Neither Newton nor Bradley bothered to calculate the speed of light in Earth-based units. The next recorded calculation was probably made by Fontenelle: claiming to work from Rømer's results, the historical account of Rømer's work written some time after 1707 gives a value of 48203 leagues per second. This is 16.826 Earth-diameters (214,636 km) per second.

===Doppler method===
It has also been suggested that Rømer was measuring a Doppler effect. The original effect discovered by Christian Doppler 166 years later refers to propagating electromagnetic waves. The generalization referred to here is the change in observed frequency of an oscillator (in this case, Io orbiting around Jupiter) when the observer (in this case, on Earth's surface) is moving: the frequency is higher when the observer is moving towards the oscillator and lower when the observer is moving away from the oscillator. This apparently anachronistic analysis implies that Rømer was measuring the ratio c/v, where c is the speed of light and v is the Earth's orbital velocity (strictly, the component of the Earth's orbital velocity parallel to the Earth–Jupiter vector), and indicates that the major inaccuracy of Rømer's calculations was his poor knowledge of the orbit of Jupiter.

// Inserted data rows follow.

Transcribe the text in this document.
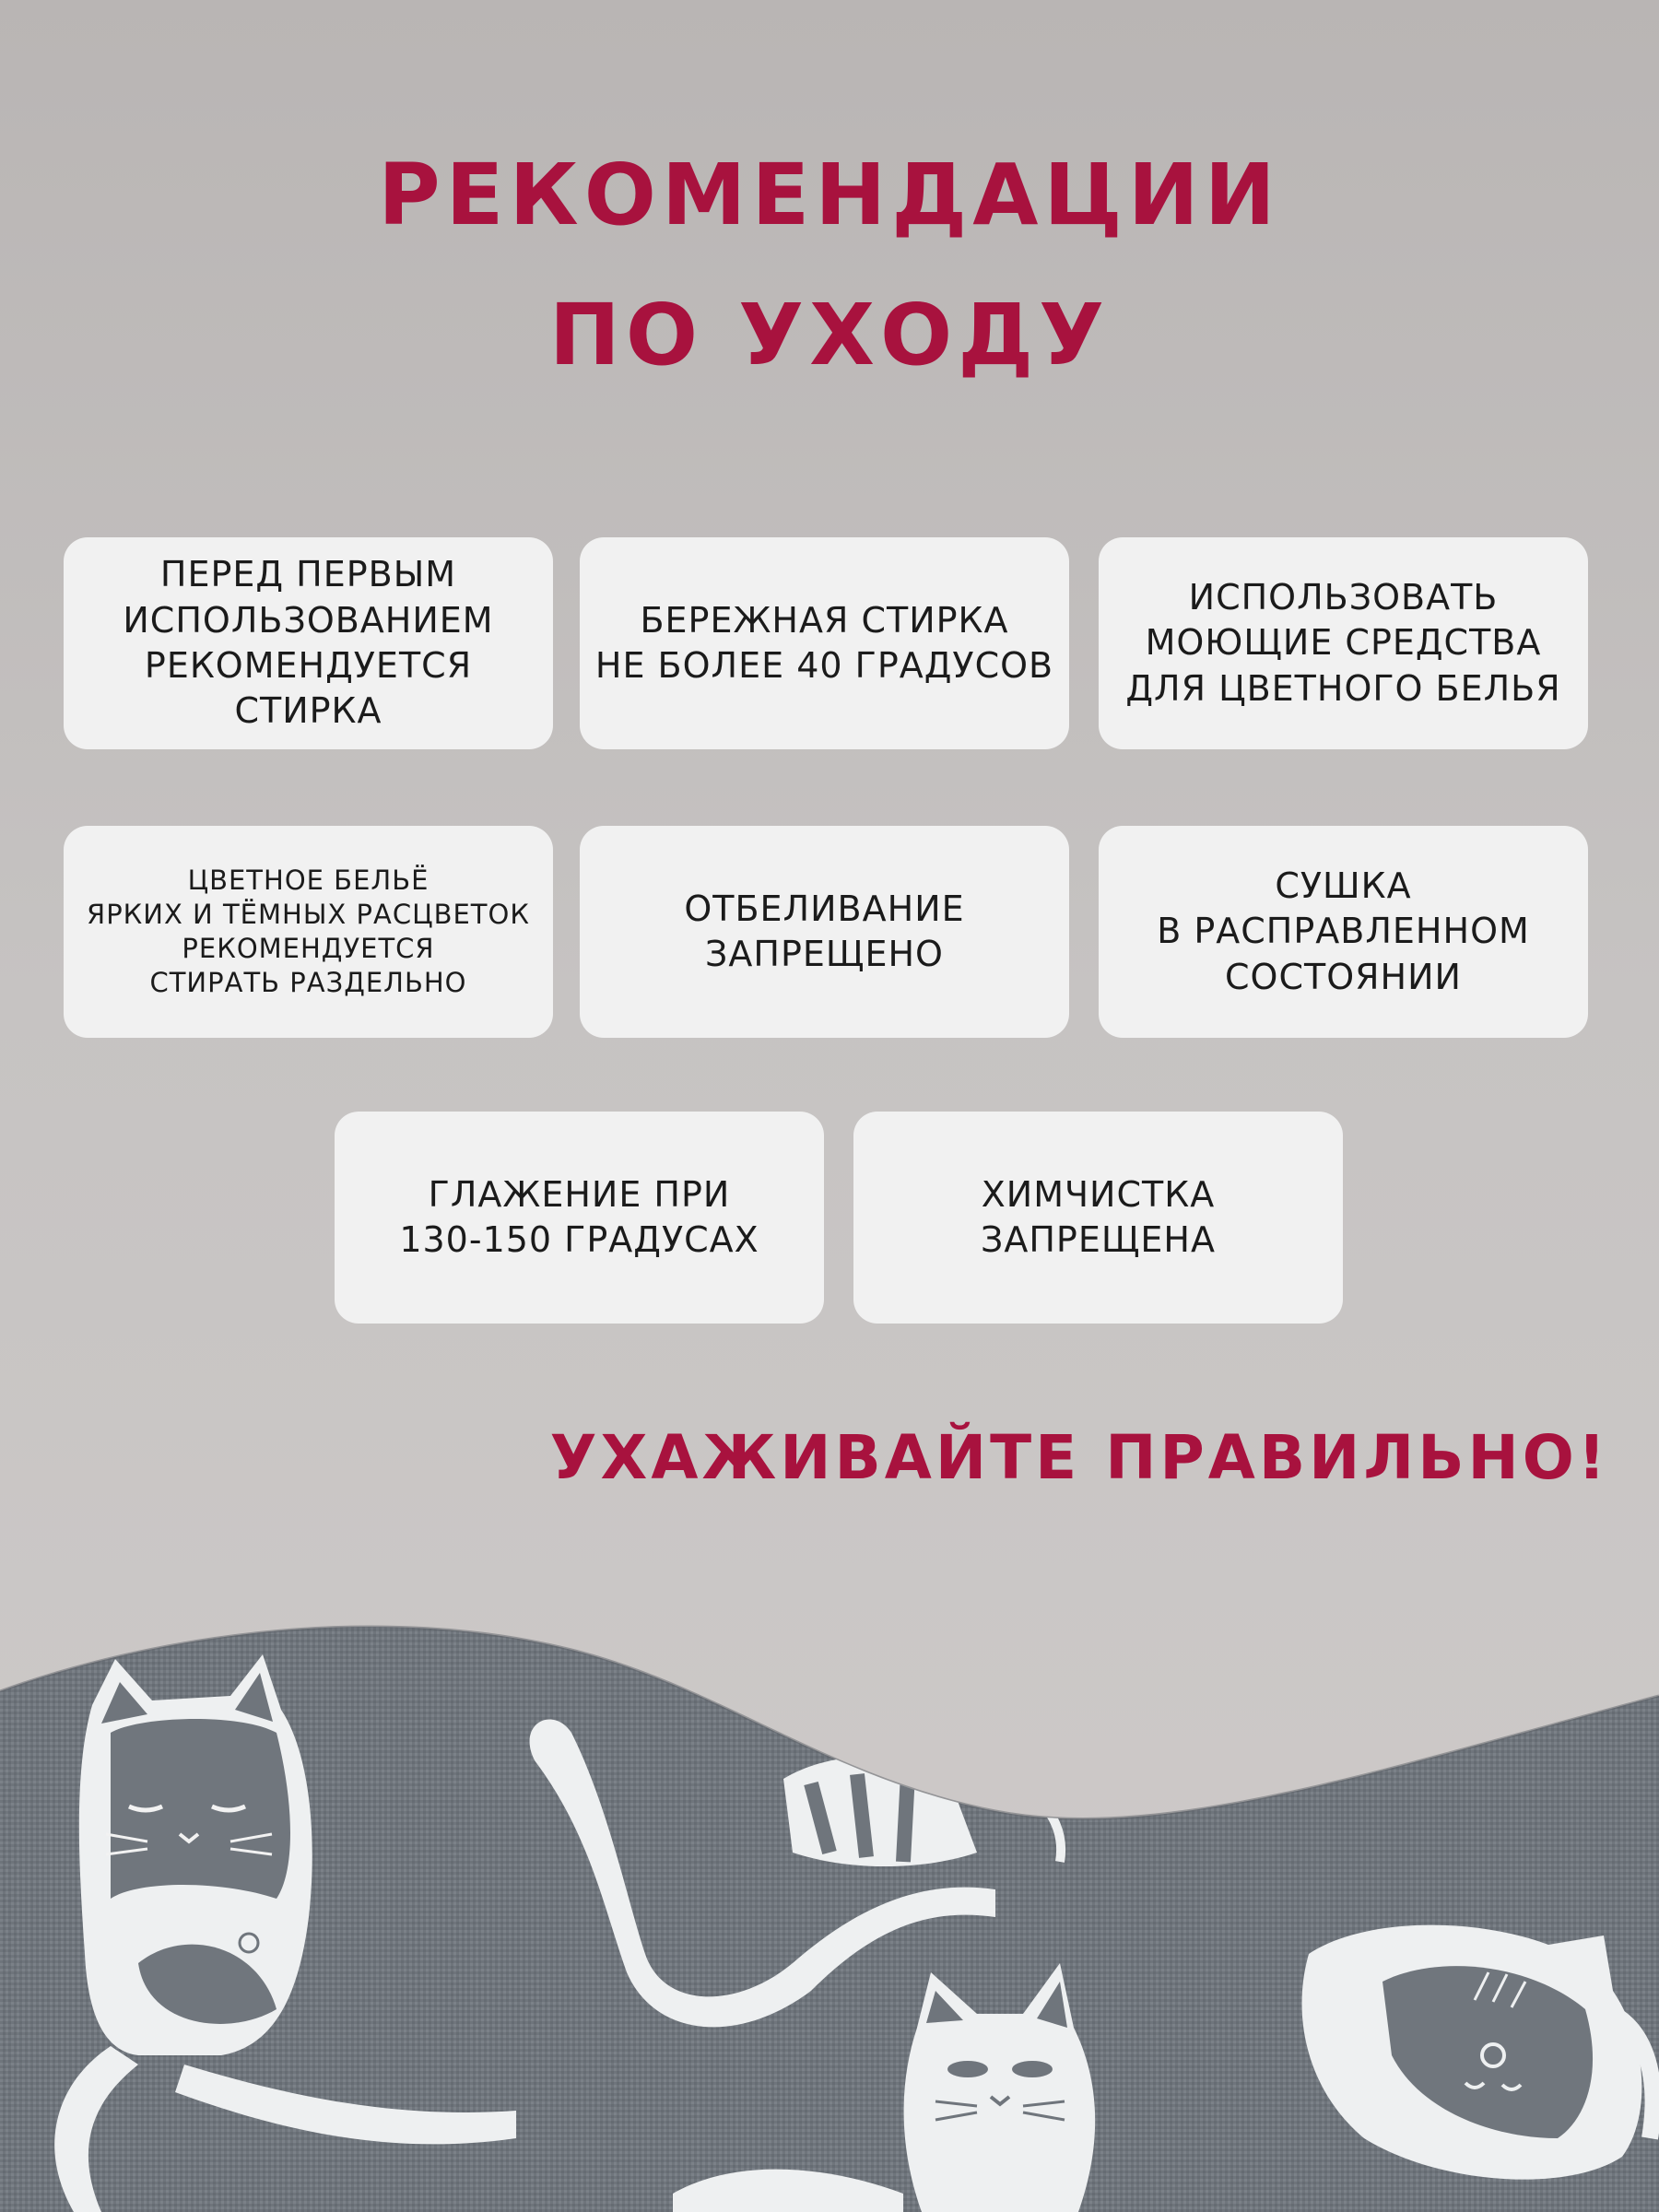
РЕКОМЕНДАЦИИ
ПО УХОДУ
ПЕРЕД ПЕРВЫМ
ИСПОЛЬЗОВАНИЕМ
РЕКОМЕНДУЕТСЯ СТИРКА
БЕРЕЖНАЯ СТИРКА
НЕ БОЛЕЕ 40 ГРАДУСОВ
ИСПОЛЬЗОВАТЬ
МОЮЩИЕ СРЕДСТВА
ДЛЯ ЦВЕТНОГО БЕЛЬЯ
ЦВЕТНОЕ БЕЛЬЁ
ЯРКИХ И ТЁМНЫХ РАСЦВЕТОК
РЕКОМЕНДУЕТСЯ
СТИРАТЬ РАЗДЕЛЬНО
ОТБЕЛИВАНИЕ
ЗАПРЕЩЕНО
СУШКА
В РАСПРАВЛЕННОМ
СОСТОЯНИИ
ГЛАЖЕНИЕ ПРИ
130-150 ГРАДУСАХ
ХИМЧИСТКА
ЗАПРЕЩЕНА

УХАЖИВАЙТЕ ПРАВИЛЬНО!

Rømer's description of his method (quoted below):

"Now supposing that the Earth when at L, near the second quadrature of Jupiter, has seen the first satellite (Io) at the time of its emersion or coming out of the shadow at D; and supposing that about 42.5 hours afterwards, i.e., after a revolution of the satellite, the Earth being at K, the return path at D, it is evident that if the light takes time to cross the intervening space LK, the satellite will be seen at D later than it would have been seen if the Earth had remained at L, so that the revolution of the satellite, thus observed by means of its emersions, will be retarded by as much time as the light will have taken to pass from L to K. On the other hand, in the other quadrature FG, the Earth when approaching goes before the light, and the succession of the immersions will appear shortened by as much as those of the emersions had appeared lengthened."

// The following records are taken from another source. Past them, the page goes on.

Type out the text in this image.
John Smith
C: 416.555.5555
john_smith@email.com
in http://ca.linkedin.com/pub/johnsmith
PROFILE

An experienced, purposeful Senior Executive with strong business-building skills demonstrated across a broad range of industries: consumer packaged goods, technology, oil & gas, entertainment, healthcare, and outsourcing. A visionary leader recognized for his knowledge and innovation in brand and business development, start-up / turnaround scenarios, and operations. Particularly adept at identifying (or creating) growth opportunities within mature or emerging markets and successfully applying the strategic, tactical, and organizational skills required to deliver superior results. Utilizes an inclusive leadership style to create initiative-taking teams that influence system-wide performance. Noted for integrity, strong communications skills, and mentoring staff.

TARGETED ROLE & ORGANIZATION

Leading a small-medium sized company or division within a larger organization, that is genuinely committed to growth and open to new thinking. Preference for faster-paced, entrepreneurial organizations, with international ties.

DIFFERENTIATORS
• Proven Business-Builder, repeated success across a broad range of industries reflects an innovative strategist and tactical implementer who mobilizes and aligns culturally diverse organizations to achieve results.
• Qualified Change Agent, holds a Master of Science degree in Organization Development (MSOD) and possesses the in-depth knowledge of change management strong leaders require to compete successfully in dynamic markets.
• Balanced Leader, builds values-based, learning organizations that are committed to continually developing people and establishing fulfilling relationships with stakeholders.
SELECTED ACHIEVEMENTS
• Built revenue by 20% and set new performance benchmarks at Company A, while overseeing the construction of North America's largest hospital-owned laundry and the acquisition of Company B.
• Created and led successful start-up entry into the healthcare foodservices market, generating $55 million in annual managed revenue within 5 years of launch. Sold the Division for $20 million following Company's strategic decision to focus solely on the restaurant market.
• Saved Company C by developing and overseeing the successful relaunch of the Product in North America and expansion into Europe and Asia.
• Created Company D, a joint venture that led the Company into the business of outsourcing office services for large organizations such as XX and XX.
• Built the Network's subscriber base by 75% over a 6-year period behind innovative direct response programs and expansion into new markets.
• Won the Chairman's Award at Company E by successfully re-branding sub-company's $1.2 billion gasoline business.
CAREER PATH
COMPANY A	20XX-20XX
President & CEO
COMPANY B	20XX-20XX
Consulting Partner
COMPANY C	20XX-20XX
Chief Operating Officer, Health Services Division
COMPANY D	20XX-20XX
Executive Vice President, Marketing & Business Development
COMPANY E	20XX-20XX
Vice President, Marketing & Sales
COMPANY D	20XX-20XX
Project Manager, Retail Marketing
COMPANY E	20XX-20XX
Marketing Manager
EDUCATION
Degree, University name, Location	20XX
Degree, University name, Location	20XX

indicates that he understood that he was measuring what we today call a Doppler effect. Using the Earth's orbital velocity one can calculate that the maximum rate of recession (or approach) to Jupiter by Earth in 42.5 hours is about 4.56 x 10^6 km, which takes light about 15 seconds to traverse.

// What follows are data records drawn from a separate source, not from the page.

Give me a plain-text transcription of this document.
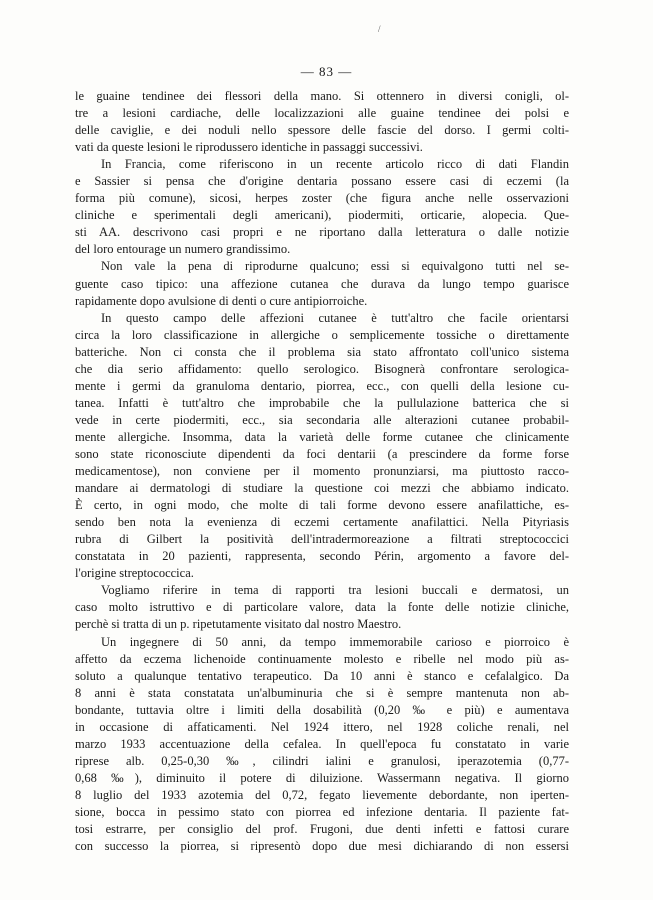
/
— 83 —
le guaine tendinee dei flessori della mano. Si ottennero in diversi conigli, ol-
tre a lesioni cardiache, delle localizzazioni alle guaine tendinee dei polsi e
delle caviglie, e dei noduli nello spessore delle fascie del dorso. I germi colti-
vati da queste lesioni le riprodussero identiche in passaggi successivi.
In Francia, come riferiscono in un recente articolo ricco di dati Flandin
e Sassier si pensa che d'origine dentaria possano essere casi di eczemi (la
forma più comune), sicosi, herpes zoster (che figura anche nelle osservazioni
cliniche e sperimentali degli americani), piodermiti, orticarie, alopecia. Que-
sti AA. descrivono casi propri e ne riportano dalla letteratura o dalle notizie
del loro entourage un numero grandissimo.
Non vale la pena di riprodurne qualcuno; essi si equivalgono tutti nel se-
guente caso tipico: una affezione cutanea che durava da lungo tempo guarisce
rapidamente dopo avulsione di denti o cure antipiorroiche.
In questo campo delle affezioni cutanee è tutt'altro che facile orientarsi
circa la loro classificazione in allergiche o semplicemente tossiche o direttamente
batteriche. Non ci consta che il problema sia stato affrontato coll'unico sistema
che dia serio affidamento: quello serologico. Bisognerà confrontare serologica-
mente i germi da granuloma dentario, piorrea, ecc., con quelli della lesione cu-
tanea. Infatti è tutt'altro che improbabile che la pullulazione batterica che si
vede in certe piodermiti, ecc., sia secondaria alle alterazioni cutanee probabil-
mente allergiche. Insomma, data la varietà delle forme cutanee che clinicamente
sono state riconosciute dipendenti da foci dentarii (a prescindere da forme forse
medicamentose), non conviene per il momento pronunziarsi, ma piuttosto racco-
mandare ai dermatologi di studiare la questione coi mezzi che abbiamo indicato.
È certo, in ogni modo, che molte di tali forme devono essere anafilattiche, es-
sendo ben nota la evenienza di eczemi certamente anafilattici. Nella Pityriasis
rubra di Gilbert la positività dell'intradermoreazione a filtrati streptococcici
constatata in 20 pazienti, rappresenta, secondo Périn, argomento a favore del-
l'origine streptococcica.
Vogliamo riferire in tema di rapporti tra lesioni buccali e dermatosi, un
caso molto istruttivo e di particolare valore, data la fonte delle notizie cliniche,
perchè si tratta di un p. ripetutamente visitato dal nostro Maestro.
Un ingegnere di 50 anni, da tempo immemorabile carioso e piorroico è
affetto da eczema lichenoide continuamente molesto e ribelle nel modo più as-
soluto a qualunque tentativo terapeutico. Da 10 anni è stanco e cefalalgico. Da
8 anni è stata constatata un'albuminuria che si è sempre mantenuta non ab-
bondante, tuttavia oltre i limiti della dosabilità (0,20 ‰ e più) e aumentava
in occasione di affaticamenti. Nel 1924 ittero, nel 1928 coliche renali, nel
marzo 1933 accentuazione della cefalea. In quell'epoca fu constatato in varie
riprese alb. 0,25-0,30 ‰, cilindri ialini e granulosi, iperazotemia (0,77-
0,68 ‰), diminuito il potere di diluizione. Wassermann negativa. Il giorno
8 luglio del 1933 azotemia del 0,72, fegato lievemente debordante, non iperten-
sione, bocca in pessimo stato con piorrea ed infezione dentaria. Il paziente fat-
tosi estrarre, per consiglio del prof. Frugoni, due denti infetti e fattosi curare
con successo la piorrea, si ripresentò dopo due mesi dichiarando di non essersi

There is no evidence that Rømer thought that he was measuring c/v: he gives his result as the time of 22 minutes for light to travel a distance equal to the diameter of Earth's orbit or, equivalently, 11 minutes for light to travel from the Sun to Earth. It can be readily shown that the two measurements are equivalent: if we give τ as the time taken for light to cross the radius of an orbit (e.g. from the Sun to Earth) and P as the orbital period (the time for one complete rotation), then

$${c\over v} = {P\over{2\pi\tau}}$$

Bradley, who was measuring c/v in his studies of aberration in 1729, was well aware of this relation as he converts his results for c/v into a value for τ without any comment.